When to use shared databases with microservices
While the downsides may seem to nullify its practicality, there are still situations where the shared database approach is an excellent fit for microservices. For one, it is an effective pattern for incremental migration away from complex, monolithic systems. In terms of implementation, most modern object-relational mapping and web application frameworks readily allow multiple services to use databases concurrently without interrupting operations.
Here are some of those scenarios for maintaining shared databases between microservices:
Breaking up a monolith
When migrating a monolith to microservices, it's ideal to start by breaking collections of underlying business logic into independent microservices within a shared database. As the logic is split into independent units, the tables within the shared database can be logically partitioned to clarify the separation of logic and data.
Once those tables are properly partitioned, it's possible to then introduce the database-per-service model. Because a transition like this can last months -- or even years -- to complete, it makes sense to allow a limited number of services to share databases even as other services are assigned their own individual database.
Strong consistency requirements
The shared database approach is also helpful when an architecture's primary requirements revolve around data consistency. When an architecture demands strong data consistency, despite having multiple services, it may help to create a shared database that provides locking and synchronization at the database level. Organizations can enforce this approach by either including it within the business requirements handed to development teams or by making it a requirement in architecture design guidelines.
Low volume and high interdependency
Complications with shared databases are not nearly as problematic when dealing with low volumes of data. So long as that shared database maintains logical table partitioning between logic and state information, it offers a much nicer alternative to the technical complexity associated with managing multiple databases. Even if the application or number of services will grow over time, the shared database can still act as a good starting point until the system reaches a critical mass.
This is especially true for low-volume systems that also demand a certain degree of coupling between services. It makes sense to continue using a single shared database in this architecture because you'll face much less refactoring and application redesign work.
Techniques to support shared databases
As mentioned earlier, shared databases introduce tight coupling between services, so they should be used with caution. It's also important to examine whether a perceived need to explicitly share a database between services simply stems from an inability to clearly define bounded contexts.
However, assuming those bounded contexts are properly defined, there are a few techniques that can help teams mitigate the unwanted side effects of using shared databases for microservices.

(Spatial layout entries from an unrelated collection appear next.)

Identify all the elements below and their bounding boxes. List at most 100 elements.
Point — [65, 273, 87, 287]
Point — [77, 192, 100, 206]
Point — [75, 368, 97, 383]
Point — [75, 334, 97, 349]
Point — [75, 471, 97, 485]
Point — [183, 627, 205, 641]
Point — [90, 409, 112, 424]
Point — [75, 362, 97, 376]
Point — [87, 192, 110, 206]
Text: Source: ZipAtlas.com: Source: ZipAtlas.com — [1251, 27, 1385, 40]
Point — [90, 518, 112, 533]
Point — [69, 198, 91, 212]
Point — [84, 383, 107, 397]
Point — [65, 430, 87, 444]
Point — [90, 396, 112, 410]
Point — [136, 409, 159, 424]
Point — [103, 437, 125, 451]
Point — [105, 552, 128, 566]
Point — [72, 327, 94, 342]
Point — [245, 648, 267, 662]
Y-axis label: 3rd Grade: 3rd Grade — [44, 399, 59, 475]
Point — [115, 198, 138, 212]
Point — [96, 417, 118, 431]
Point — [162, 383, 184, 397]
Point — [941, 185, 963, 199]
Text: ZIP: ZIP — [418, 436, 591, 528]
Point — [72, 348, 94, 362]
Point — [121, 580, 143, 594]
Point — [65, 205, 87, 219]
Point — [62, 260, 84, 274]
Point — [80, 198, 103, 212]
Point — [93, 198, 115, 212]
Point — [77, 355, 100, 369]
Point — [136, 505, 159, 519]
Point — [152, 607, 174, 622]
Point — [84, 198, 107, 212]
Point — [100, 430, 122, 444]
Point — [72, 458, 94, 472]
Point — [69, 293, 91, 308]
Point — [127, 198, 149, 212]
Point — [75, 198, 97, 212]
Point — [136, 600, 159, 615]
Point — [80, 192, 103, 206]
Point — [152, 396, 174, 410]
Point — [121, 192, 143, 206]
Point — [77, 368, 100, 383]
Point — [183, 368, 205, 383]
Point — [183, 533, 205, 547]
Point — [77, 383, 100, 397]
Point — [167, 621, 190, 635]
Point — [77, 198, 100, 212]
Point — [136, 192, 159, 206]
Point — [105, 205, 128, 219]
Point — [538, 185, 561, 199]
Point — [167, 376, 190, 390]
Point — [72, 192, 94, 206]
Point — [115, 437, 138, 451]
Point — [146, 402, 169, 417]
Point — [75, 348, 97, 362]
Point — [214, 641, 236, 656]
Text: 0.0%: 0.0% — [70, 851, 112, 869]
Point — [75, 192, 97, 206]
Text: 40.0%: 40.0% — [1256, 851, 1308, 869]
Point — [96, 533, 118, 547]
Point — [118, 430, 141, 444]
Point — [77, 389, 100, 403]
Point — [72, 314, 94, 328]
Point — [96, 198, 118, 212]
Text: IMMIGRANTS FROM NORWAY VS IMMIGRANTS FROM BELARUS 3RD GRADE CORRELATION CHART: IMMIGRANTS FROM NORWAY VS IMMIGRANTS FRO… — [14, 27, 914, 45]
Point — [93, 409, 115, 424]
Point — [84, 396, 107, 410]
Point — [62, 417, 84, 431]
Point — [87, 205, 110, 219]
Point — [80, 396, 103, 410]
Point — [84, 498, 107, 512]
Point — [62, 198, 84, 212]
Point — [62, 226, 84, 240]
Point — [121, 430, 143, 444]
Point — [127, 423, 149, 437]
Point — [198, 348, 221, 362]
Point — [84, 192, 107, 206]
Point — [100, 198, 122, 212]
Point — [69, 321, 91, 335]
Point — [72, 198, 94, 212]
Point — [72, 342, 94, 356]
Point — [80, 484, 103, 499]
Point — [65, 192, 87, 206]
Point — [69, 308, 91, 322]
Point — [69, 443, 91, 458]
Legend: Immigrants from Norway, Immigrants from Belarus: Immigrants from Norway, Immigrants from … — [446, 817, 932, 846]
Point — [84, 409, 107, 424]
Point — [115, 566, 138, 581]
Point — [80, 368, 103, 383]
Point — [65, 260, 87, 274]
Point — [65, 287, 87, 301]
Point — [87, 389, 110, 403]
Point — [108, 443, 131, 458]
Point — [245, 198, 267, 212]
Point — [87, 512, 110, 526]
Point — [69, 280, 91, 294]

Logical partitioning of tables
Even if microservices share a database, it is possible to configure a single database so that tables are separated by clearly defined, logical boundaries and owned by specific services. There are simple ways to enforce this separation, such as assigning database-specific roles and permissions to individual services. This can help prevent accidental access or unwanted coupling between services. You can also create certain communal permissions that are used when multiple services need to share a single set of data.
Single writer, multiple readers
It's also possible to strategically use hot tables (a term used to describe tables shared by multiple services) to support a shared database model. One way to approach this is to allow one service in that table ownership over all data writes and update processes. Meanwhile, multiple services can continue to read data without any effect on the underlying writes and updates. In some cases, it may be possible to do this through change data capture events.